Pour l’heure, l’Etat s’abrite derrière la jurisprudence très restrictive du Conseil d’Etat en la matière, et le fonds d’indemnisation demeure largement inopérant. A ce jour, 186 indemnisations seulement ont été décidées. En 2024, 66 rentes avaient été accordées sur 174 demandes, pour 12 700 travailleurs antillais des bananeraies, comme l’a rappelé Malcom Ferdinand, politiste martiniquais, dans son ouvrage consacré au chlordécone, S’aimer la terre (Seuil, 2024). « L’impossibilité d’admettre une quelconque faute de nature coloniale » pèse au cœur de l’affaire, dit-il au Monde. « Et la réticence de l’Etat à accepter pleinement sa responsabilité prolonge à chaque étape le sentiment de mépris, voire d’injure » que peuvent ressentir les Antillais.
La portée normative d’« une loi qui reconnaît sans réparer, et qui fixe des objectifs sans date ni chiffre » est ainsi très faible, décrypte Me Lèguevaques. Evoquant le modèle de la loi du 5 janvier 2010, qui ouvrait le droit à l’indemnisation pour les personnes ayant subi des conséquences sanitaires des essais nucléaires réalisés en Polynésie française, Louis Boutrin, avocat de l’association Pour une écologie urbaine en Martinique, regrette que le texte adopté par le Parlement sur le chlordécone « se borne à fixer des objectifs à l’action publique sans créer d’obligations juridiquement contraignantes ».
« En affirmant la part de responsabilité de l’Etat, on sous-entend qu’il y a d’autres responsabilités », souligne de son côté Philippe Pierre-Charles, le porte-parole du collectif écologiste Lyannaj pou dépolyé Matinik. « Or, précisément, ce que nous voulons savoir depuis la création notre mouvement, c’est : qu’en est-il des autres responsables ? », rappelle ce leader syndical martiniquais.
Le chercheur Malcom Ferdinand salue les efforts des parlementaires « qui font avec les armes dont ils disposent », mais, selon lui, les populations victimes « ne doivent pas faire dépendre leur jugement sur cette affaire de la reconnaissance d’un Etat qui a lui-même encadré la pollution. Les Antillais devront inventer un geste sociétal, se doter de leurs propres institutions pour désigner les choses ».

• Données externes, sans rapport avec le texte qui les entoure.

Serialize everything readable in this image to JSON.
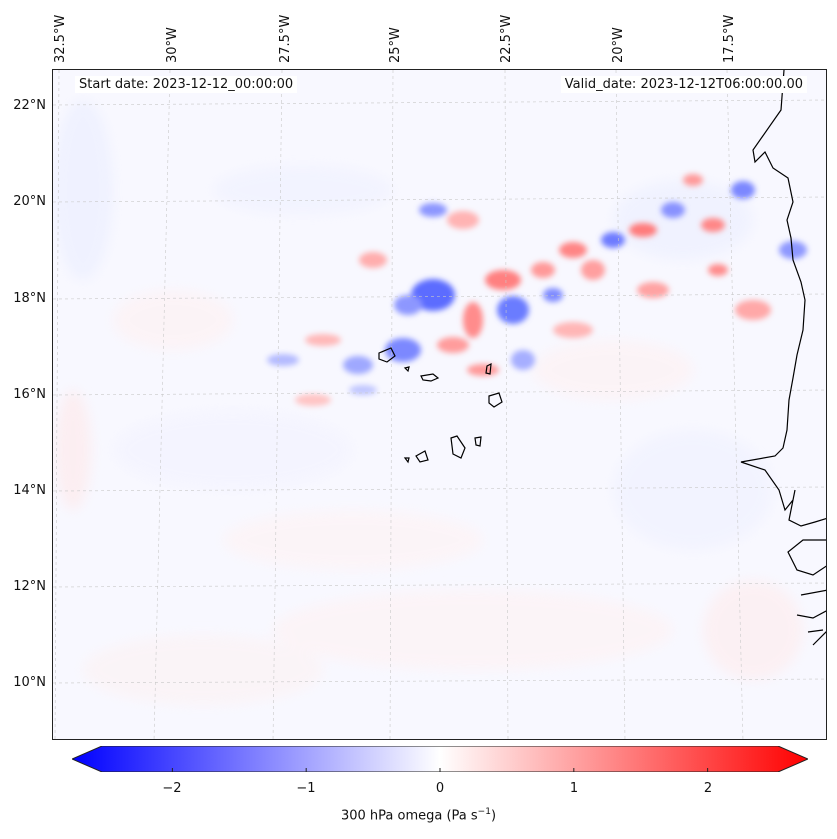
{
  "map": {
    "start_date_text": "Start date: 2023-12-12_00:00:00",
    "valid_date_text": "Valid_date: 2023-12-12T06:00:00.00",
    "longitude_labels": [
      "32.5°W",
      "30°W",
      "27.5°W",
      "25°W",
      "22.5°W",
      "20°W",
      "17.5°W"
    ],
    "latitude_labels": [
      "22°N",
      "20°N",
      "18°N",
      "16°N",
      "14°N",
      "12°N",
      "10°N"
    ],
    "field": "300 hPa omega",
    "region": "Eastern tropical Atlantic, Cape Verde Islands and West African coast",
    "colors": {
      "negative": "#0000ff",
      "zero": "#ffffff",
      "positive": "#ff0000",
      "coastline": "#000000"
    }
  },
  "colorbar": {
    "ticks": [
      "−2",
      "−1",
      "0",
      "1",
      "2"
    ],
    "tick_values": [
      -2,
      -1,
      0,
      1,
      2
    ],
    "range": [
      -2.75,
      2.75
    ],
    "label_prefix": "300 hPa omega (Pa s",
    "label_exp": "−1",
    "label_suffix": ")"
  }
}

« Sur le principe, l’Etat a perdu »
Saisie par 1 300 habitants des Antilles, la cour administrative d’appel de Paris avait pourtant accablé les pouvoirs publics, en jugeant, le 11 mars 2025, que « la faute de l’Etat était constituée dès l’origine, lors de l’autorisation provisoire de vente du produit en 1972 ». La décision avait aussi marqué la reconnaissance d’un « préjudice moral d’anxiété », même si la juridiction l’a cantonnée aux seuls hommes ayant travaillé dans les bananeraies qui ont pu établir un lien direct entre l’exposition au chlordécone et leur cancer de la prostate, excluant les ouvrières et les autres maladies.
« Autorisations et homologations fautives, carence dans la collecte des stocks, retard dans les contrôles et l’information des populations, désordre dans la conservation des archives » : selon Me Lèguevaques, la justice administrative a reconnu que l’Etat avait commis des fautes de nature à engager sa responsabilité et, « sur le principe, l’Etat a perdu ». Mais, par un pourvoi, « il demande aujourd’hui au Conseil d’Etat de défaire ce que les juges d’appel ont retenu ». Et d’interroger : « Que valent les mots de l’Hémicycle si la voix de la République, à l’audience, dit le contraire ? »
Le 22 juin, un rendez-vous très important est prévu, devant la justice pénale cette fois. La cour d’appel de Paris, saisie par les parties civiles, doit décider si elle rouvre ou non l’enquête sur le chlordécone. Après seize années d’instruction, bien qu’ils aient reconnu ce « scandale sanitaire » et qu’ils en aient décrit précisément les responsabilités, les juges avaient rendu, le 2 janvier 2023, une ordonnance de non-lieu.